The show is not what I originally had planned. I signed up to do it early last fall when I was feeling really good about my life, like I had the energy to execute my vision. I had solid recent works I was proud of and ideas for five new pieces in my head.
Then things got super messy again and I was in survival mode from the end of 2018 through the summer of 2019.
You know what happens when you're in survival mode? Not much. So there I was, two months out and only two of the new works done beyond sketch stage. After much panicked contemplation, I came to the realization that I would need to show older works to fill the show. When I finally accepted this idea, the show clicked into place. It could still be what I had envisioned, but it would need to be a journey story instead of a destination celebration (if there really is such a thing).
I knew it was what needed to happen, but getting the perfectionist control freak in me to be okay with that was a huge struggle. It was crazy scary.

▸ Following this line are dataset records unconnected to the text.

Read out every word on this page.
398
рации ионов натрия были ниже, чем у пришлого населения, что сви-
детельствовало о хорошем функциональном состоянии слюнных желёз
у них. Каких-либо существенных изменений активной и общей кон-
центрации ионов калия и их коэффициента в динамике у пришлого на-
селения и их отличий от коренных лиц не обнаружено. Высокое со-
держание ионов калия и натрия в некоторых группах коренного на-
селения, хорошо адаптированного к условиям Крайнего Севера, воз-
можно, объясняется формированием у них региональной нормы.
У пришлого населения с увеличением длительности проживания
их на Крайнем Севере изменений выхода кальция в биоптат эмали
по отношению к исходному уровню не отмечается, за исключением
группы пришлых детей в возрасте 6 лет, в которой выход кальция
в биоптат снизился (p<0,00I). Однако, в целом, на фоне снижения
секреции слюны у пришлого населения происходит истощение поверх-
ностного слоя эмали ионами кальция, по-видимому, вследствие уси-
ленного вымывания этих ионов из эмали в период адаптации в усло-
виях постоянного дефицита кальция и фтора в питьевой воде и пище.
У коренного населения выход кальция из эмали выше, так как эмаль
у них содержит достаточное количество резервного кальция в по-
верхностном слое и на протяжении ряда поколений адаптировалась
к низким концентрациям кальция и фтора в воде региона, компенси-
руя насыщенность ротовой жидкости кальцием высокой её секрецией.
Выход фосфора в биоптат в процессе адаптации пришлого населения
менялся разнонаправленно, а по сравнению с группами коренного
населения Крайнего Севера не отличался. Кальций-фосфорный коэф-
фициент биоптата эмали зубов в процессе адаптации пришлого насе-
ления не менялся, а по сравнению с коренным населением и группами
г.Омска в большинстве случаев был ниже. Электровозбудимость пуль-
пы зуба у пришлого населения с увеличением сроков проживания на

I've never considered myself a courageous person because I know what's going on inside my head and body while I'm doing things that might appear brave to others. I'm a hot mess. But after reading this quote from Brene Brown I have to say that allowing this show to happen the way it needed to was a courageous thing to do, because this show was my whole naked heart hanging in a gallery.
I'm full of gratitude for the soul healing conversations and experiences sharing my art and story have brought. I'm so grateful if this has helped even one person feel less alone, less crazy, less like a freak.
Thank you so much to all who participated, to those who purchased pieces, or helped with the show in any way. My heart is full.